In Patagonia and Antarctica’s James Ross Basin as well as the South Shetland Islands, the researchers had discovered evidence which supported the decline sea levels together with three cooling events 73 million, 70 million and 68 million years ago.
Financed by National Commission for Scientific & Technology Research
The international team of researchers, over the period of many years, had only three weeks of every summer to excavate sites in the mountain area of Patagonia. In the archaeological site in Chile, the researchers had also discovered the oldest fossil leaves of the Nothofagus tree together with other forest features that had also been located in the Antarctica.
All these discoveries have been helpful in supporting the theories of a land bridge connecting the two continents.
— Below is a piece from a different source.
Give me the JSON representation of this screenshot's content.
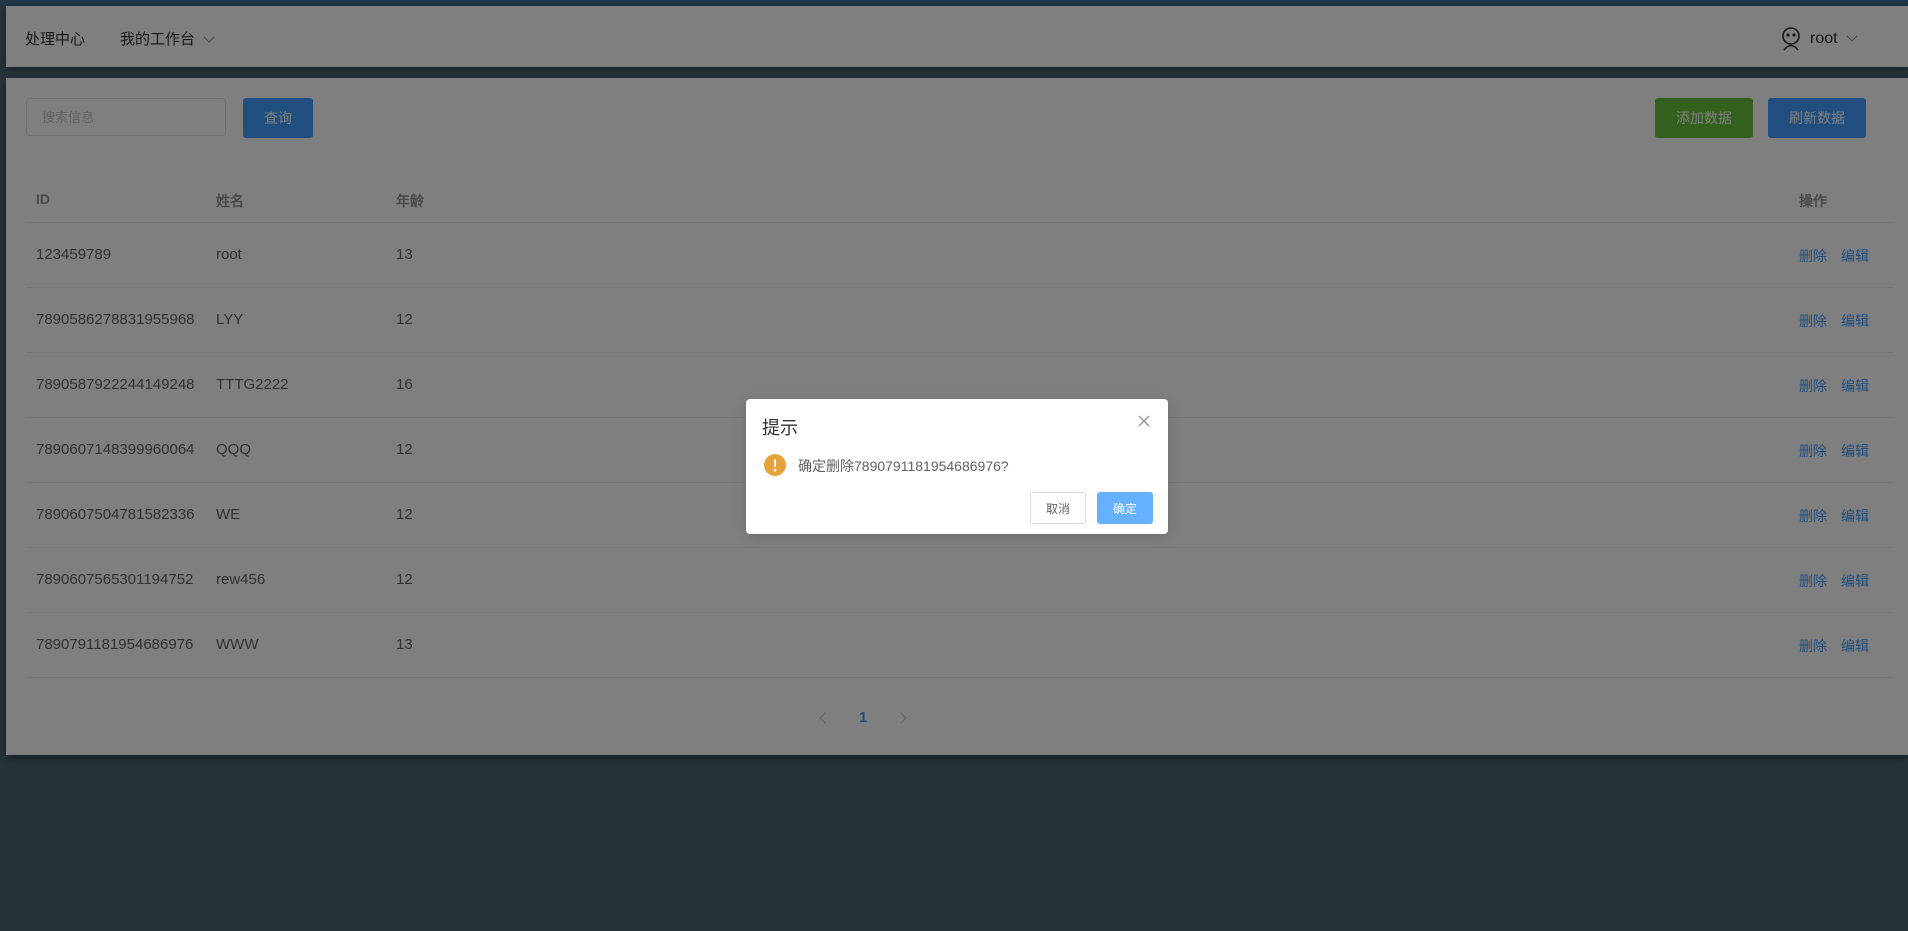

The team is financed mainly by the National Commission for Scientific and Technology Research of Chile comprises of experts in paleomagnetism, plants, pollen, geology, dinosaurs together with marine reptiles.
The research is said to continue for many years and is already working on biostratigraphy, paleodiversity, past climate utilising plant fossils and isotopic analysis of strontium carbon and oxygen. It will also look at microglendonites – hydrated crystals formed in marine environment besides other investigation that will take place at the research centres in the five countries and very soon in U.K.